In short you can't, but there are things you can do.
When I say you "can't" guarantee security, I mean that anyone could find a "local" exploit in the hypervisor, just look here if you think hypervisors are secure.
Then you must be thinking to yourself, I am basically screwed and will never be able to deploy in the cloud. You would be wrong. The high automation I prefer using (e.g. puppet) reports on changes to files which you control and you control what servers you automate via the PKI system. For very important systems, things like OSSEC are great tools.
One thing people should be very aware of is what Amazon calls "Security Groups". They are akin to a virtual firewall and even site between servers of the same layer.

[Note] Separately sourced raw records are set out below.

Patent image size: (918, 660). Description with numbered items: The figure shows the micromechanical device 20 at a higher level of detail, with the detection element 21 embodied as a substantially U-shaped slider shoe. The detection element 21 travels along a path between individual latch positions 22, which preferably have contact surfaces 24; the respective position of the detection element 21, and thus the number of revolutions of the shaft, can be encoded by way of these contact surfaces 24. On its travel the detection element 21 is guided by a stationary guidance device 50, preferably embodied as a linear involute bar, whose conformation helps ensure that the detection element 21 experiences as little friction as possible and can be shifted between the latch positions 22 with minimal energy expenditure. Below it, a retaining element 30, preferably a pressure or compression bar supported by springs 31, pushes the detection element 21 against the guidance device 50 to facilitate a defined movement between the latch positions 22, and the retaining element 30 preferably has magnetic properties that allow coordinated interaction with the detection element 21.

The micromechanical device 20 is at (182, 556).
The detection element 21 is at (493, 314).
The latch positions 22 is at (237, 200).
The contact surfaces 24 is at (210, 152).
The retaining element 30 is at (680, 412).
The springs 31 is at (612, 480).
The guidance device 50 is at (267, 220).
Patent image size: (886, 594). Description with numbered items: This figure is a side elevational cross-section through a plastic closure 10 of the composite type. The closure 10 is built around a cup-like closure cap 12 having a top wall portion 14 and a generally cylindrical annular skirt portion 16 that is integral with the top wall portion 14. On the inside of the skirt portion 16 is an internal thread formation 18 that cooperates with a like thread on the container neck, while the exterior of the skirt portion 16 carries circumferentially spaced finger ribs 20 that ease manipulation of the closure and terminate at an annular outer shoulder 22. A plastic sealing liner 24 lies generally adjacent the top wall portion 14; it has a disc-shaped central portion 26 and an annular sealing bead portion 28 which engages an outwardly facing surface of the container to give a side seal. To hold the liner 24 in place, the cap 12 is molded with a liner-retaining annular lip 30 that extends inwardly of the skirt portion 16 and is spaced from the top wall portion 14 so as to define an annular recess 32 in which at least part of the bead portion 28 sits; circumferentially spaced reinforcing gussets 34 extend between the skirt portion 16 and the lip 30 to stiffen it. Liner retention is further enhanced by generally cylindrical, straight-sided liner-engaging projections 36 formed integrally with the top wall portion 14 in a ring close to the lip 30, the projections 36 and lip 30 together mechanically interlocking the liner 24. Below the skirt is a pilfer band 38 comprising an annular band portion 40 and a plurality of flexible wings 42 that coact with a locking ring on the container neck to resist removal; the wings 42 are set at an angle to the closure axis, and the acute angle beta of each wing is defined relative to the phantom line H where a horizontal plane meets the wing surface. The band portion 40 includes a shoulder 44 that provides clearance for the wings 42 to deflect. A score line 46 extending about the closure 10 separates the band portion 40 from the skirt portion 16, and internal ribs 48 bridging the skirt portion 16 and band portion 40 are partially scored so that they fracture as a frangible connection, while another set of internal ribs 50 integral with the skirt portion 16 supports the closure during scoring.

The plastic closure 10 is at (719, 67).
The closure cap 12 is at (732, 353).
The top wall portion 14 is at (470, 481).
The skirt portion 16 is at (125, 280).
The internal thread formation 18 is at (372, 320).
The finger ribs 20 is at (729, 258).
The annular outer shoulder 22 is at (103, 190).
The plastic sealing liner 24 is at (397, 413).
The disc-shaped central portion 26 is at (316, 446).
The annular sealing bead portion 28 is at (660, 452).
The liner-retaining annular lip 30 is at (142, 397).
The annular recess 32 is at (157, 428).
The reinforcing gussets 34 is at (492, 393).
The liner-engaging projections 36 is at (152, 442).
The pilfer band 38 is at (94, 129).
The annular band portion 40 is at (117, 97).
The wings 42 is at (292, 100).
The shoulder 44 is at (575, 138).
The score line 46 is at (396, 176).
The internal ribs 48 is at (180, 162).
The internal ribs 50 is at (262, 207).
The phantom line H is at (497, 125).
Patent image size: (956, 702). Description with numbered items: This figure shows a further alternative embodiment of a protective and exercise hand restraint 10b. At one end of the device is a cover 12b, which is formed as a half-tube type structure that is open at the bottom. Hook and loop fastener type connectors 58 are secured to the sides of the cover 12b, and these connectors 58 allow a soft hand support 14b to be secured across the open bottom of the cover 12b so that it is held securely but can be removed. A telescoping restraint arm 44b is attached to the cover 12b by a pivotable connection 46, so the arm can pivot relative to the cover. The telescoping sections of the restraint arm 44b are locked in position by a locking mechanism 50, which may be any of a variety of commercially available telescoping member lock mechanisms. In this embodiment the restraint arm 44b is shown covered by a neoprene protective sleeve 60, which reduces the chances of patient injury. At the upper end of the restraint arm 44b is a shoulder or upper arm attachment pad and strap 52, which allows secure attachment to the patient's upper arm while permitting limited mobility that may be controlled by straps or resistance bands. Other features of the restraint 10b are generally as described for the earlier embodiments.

So by nature, if you have two servers in one security group, they will be unable to SSH to one another or even ping unless you explicitly allow it. That was a fantastic decision by Amazon and really helps security engineers facilitate a more secure environment.

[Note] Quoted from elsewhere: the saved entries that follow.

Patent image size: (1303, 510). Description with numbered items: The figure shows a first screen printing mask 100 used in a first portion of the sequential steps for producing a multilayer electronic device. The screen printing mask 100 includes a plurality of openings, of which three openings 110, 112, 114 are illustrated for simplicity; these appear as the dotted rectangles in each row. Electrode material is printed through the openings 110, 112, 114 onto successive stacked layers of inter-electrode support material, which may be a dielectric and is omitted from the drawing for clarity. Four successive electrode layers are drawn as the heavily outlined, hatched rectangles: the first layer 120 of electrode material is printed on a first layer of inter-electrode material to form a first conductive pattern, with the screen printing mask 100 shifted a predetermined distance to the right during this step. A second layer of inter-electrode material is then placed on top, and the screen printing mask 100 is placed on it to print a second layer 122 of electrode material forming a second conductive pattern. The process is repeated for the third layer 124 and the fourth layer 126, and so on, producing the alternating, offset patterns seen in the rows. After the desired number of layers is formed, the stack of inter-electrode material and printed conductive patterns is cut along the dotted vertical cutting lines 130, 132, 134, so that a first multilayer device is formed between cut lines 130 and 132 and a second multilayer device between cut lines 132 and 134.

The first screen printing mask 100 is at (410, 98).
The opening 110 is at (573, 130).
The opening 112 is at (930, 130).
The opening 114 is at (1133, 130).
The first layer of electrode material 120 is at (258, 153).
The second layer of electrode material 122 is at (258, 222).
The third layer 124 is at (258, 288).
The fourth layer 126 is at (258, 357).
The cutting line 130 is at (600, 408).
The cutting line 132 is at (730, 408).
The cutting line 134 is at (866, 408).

Amazon in particular, in my opinion, has done an excellent job looking at security from the worst-case scenario. You can go from as locked down as a VPC cluster, to as open as a wide-open security group. It is your choice how good or bad at security you are. Also, since the Elastic Load Balancer product belongs to a security group, you get an extra layer of firewalls by only letting those load balancers to direct access the web servers (removing some external DDoS attacks). Amazon Web Services has also been verified as a PCI Level 1 Service Provider. I can say from experience that it is a very difficult thing to do and an extremely big commitment from Amazon do to on such a massive scale.
In a future posts I will write about how to best architect a cloud system for minimal failures and how to put your worst fears onto paper in the very important Recovery Time Objective/Recovery Point Objective Disaster Recovery document from a cloud setting.